Trade of the Week: Winter sets gas investors all aglow
The price of US natural gas spiked sharply this week, after American energy agencies forecast household spending on heating will rise 15% this year to combat a colder winter. The predictions set off a swarm of speculators anxious for a profit and sent hedgers scrambling to cover their exposure.
On Tuesday, the price of natural gas contracts traded on CME Group’s Nymex jumped 4.78% in a matter of hours. Prices for the benchmark Henry Hub natural gas futures for delivery next month rose to an intraday high of $3.51 per million British thermal units in early afternoon trading, from a midday low of $3.35.

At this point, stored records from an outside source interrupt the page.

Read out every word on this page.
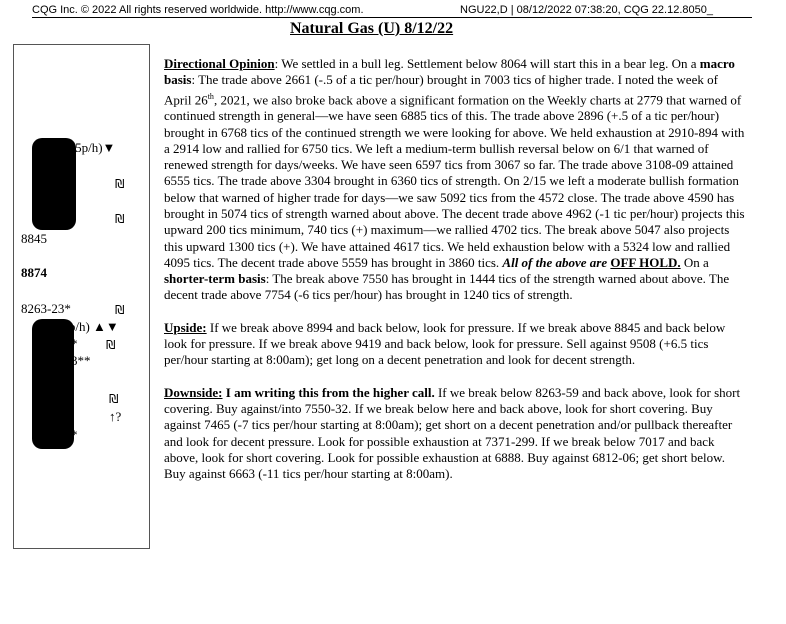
CQG Inc. © 2022 All rights reserved worldwide. http://www.cqg.com.	NGU22,D | 08/12/2022 07:38:20, CQG 22.12.8050_
Natural Gas (U) 8/12/22
+6.5p/h)▼
₪
₪
8845
8874
8263-23*	₪
-7p/h) ▲▼
32* ₪
453**
₪
↑?
06*

Directional Opinion: We settled in a bull leg. Settlement below 8064 will start this in a bear leg. On a macro basis: The trade above 2661 (-.5 of a tic per/hour) brought in 7003 tics of higher trade. I noted the week of April 26th, 2021, we also broke back above a significant formation on the Weekly charts at 2779 that warned of continued strength in general—we have seen 6885 tics of this. The trade above 2896 (+.5 of a tic per/hour) brought in 6768 tics of the continued strength we were looking for above. We held exhaustion at 2910-894 with a 2914 low and rallied for 6750 tics. We left a medium-term bullish reversal below on 6/1 that warned of renewed strength for days/weeks. We have seen 6597 tics from 3067 so far. The trade above 3108-09 attained 6555 tics. The trade above 3304 brought in 6360 tics of strength. On 2/15 we left a moderate bullish formation below that warned of higher trade for days—we saw 5092 tics from the 4572 close. The trade above 4590 has brought in 5074 tics of strength warned about above. The decent trade above 4962 (-1 tic per/hour) projects this upward 200 tics minimum, 740 tics (+) maximum—we rallied 4702 tics. The break above 5047 also projects this upward 1300 tics (+). We have attained 4617 tics. We held exhaustion below with a 5324 low and rallied 4095 tics. The decent trade above 5559 has brought in 3860 tics. All of the above are OFF HOLD. On a shorter-term basis: The break above 7550 has brought in 1444 tics of the strength warned about above. The decent trade above 7754 (-6 tics per/hour) has brought in 1240 tics of strength.

Upside: If we break above 8994 and back below, look for pressure. If we break above 8845 and back below look for pressure. If we break above 9419 and back below, look for pressure. Sell against 9508 (+6.5 tics per/hour starting at 8:00am); get long on a decent penetration and look for decent strength.

Downside: I am writing this from the higher call. If we break below 8263-59 and back above, look for short covering. Buy against/into 7550-32. If we break below here and back above, look for short covering. Buy against 7465 (-7 tics per/hour starting at 8:00am); get short on a decent penetration and/or pullback thereafter and look for decent pressure. Look for possible exhaustion at 7371-299. If we break below 7017 and back above, look for short covering. Look for possible exhaustion at 6888. Buy against 6812-06; get short below. Buy against 6663 (-11 tics per/hour starting at 8:00am).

A trader buying 1,000 contracts at
$3.35 and selling at $3.51, before the rally cooled slightly, could have
made a notional gain of $1.6m. A contract is equivalent of 10,000
million British thermal units.
According to the October forecasts
from the Energy Information Administration, the National Oceanic and
Atmospheric Administration is predicting the winter in the Northeast,
Midwest, and South will be between 20%-27% colder than last winter.
It forecast an average price of
$3.35 for natural gas next year, but analysts at a Deutsche Bank
maintain a more bullish price forecast of $3.75, suggesting supply
levels could fall still further as producers continued to “rationalise”
their inventories.
Other analysts say $3.75 is likely
to be a top-end resistance level for the market. As the EIA points out, a
fall in temperatures this winter compared with last year will actually
mark a return towards “normal” winter temperatures in the US. Last
winter was unseasonably mild. This winter will be a lot colder, but it
will still be around 2% warmer than the average winter for the last 30
years.
Traders say the market tends to
react sharply to short-term production and consumption forecasts. CME’s
gas futures spent most of yesterday in a tight range between $3.46 and
$3.50. At the Chicago open yesterday morning, it was just below $3.52.